While the number of CBI points was less than would normally be desired for like studies, the small n of field observations this study (19) illustrates well the challenges faced by researchers collecting field data in the most remote portions of Alaska. Researchers were only able to collect these data at a considerable expense, and the rapid green-up of the short arctic growing season severely limits the amount of time available to collect consistent field observations not reflecting a significant vegetation change over the time required to obtain them (e.g., a week's worth of rapid vegetation growth between first and last plots collected). Based on the small size of the CBI data set, and the clustering of the data into an unburned to low severity group and a high to extreme severity group (with no plots found in the moderate severity range of CBI), the authors acknowledge that a larger data set may reveal different links between tundra fire effects and spectral indices. However, we also suggest that the more robust Rank Correlation still shows significant relationships between CBI and spectral indices, and we additionally compare our results to another study of tundra fire severity to further assess the utility of the dNBR.

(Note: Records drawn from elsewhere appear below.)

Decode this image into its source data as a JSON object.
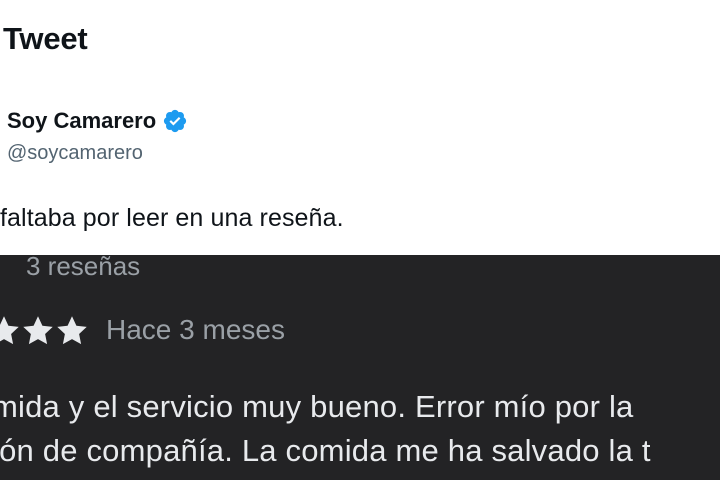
{
  "header": {
    "title": "Tweet"
  },
  "author": {
    "display_name": "Soy Camarero",
    "handle": "@soycamarero",
    "verified_icon": "verified-badge-icon",
    "verified_color": "#1d9bf0"
  },
  "tweet": {
    "text": "faltaba por leer en una reseña."
  },
  "review": {
    "count_text": "3 reseñas",
    "stars_visible": 3,
    "star_icon": "star-icon",
    "date": "Hace 3 meses",
    "lines": [
      "mida y el servicio muy bueno. Error mío por la",
      "ión de compañía. La comida me ha salvado la t"
    ]
  }
}
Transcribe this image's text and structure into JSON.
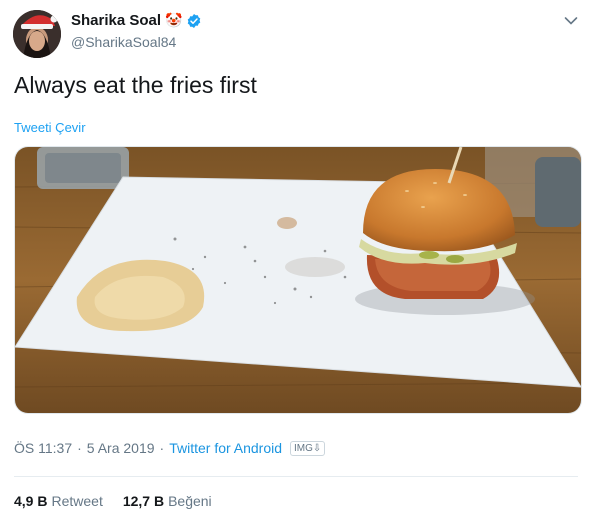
{
  "author": {
    "name": "Sharika Soal",
    "handle": "@SharikaSoal84",
    "emoji": "🤡",
    "verified_icon": "verified-badge-icon",
    "avatar_icon": "profile-photo-santa-hat"
  },
  "tweet": {
    "text": "Always eat the fries first",
    "translate_label": "Tweeti Çevir",
    "media_description_icon": "photo-burger-on-paper"
  },
  "meta": {
    "time": "ÖS 11:37",
    "separator": "·",
    "date": "5 Ara 2019",
    "source": "Twitter for Android",
    "img_badge": "IMG⇩"
  },
  "stats": {
    "retweet_count": "4,9 B",
    "retweet_label": "Retweet",
    "like_count": "12,7 B",
    "like_label": "Beğeni"
  },
  "colors": {
    "link": "#1da1f2",
    "secondary_text": "#657786",
    "primary_text": "#14171a"
  }
}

Our dNBR correlation with CBI (R2 = 0.82 for Initial Assessment) complements previous work in Alaskan tundra that found strong correlations (R2 = 0.77 to 0.78) between dNBR and CBI on 3 predominantly low-severity fires in the Bering tundra of western Alaska (Allen and Sorbel, 2008). CBI values occur along a scale of 0 to 3, and most of the Anaktuvuk River Fire burned at higher severity (all associated burned area CBI values exceeded 1.5) (Fig. 3). In an assessment of tundra burn severity presented by Allen and Sorbel (2008), the majority of their CBI points had a value below 1.5. Allen and Sorbel (2008) specifically noted that their high CBI-dNBR correlations might have resulted from their 3 tundra fires burning primarily at low severity, and that higher severity fires might yield a lower correlation to dNBR. However, when the CBI data from Allen and Sorbel (2008) are combined with the CBI plots from this study to represent the entire spectrum of tundra burn severity from low to high (n = 112), the combined CBI values are significantly correlated to dNBR (R2 = 0.69, P < 0.0001) (Fig. 4). The strength of this correlation between CBI and dNBR across 2 distinct tundra regions is further evidence of the utility of dNBR for mapping surface burn severity on Alaskan tundra sites. It also further justifies the classification of the dNBR image for assessing the downsampled MODIS data.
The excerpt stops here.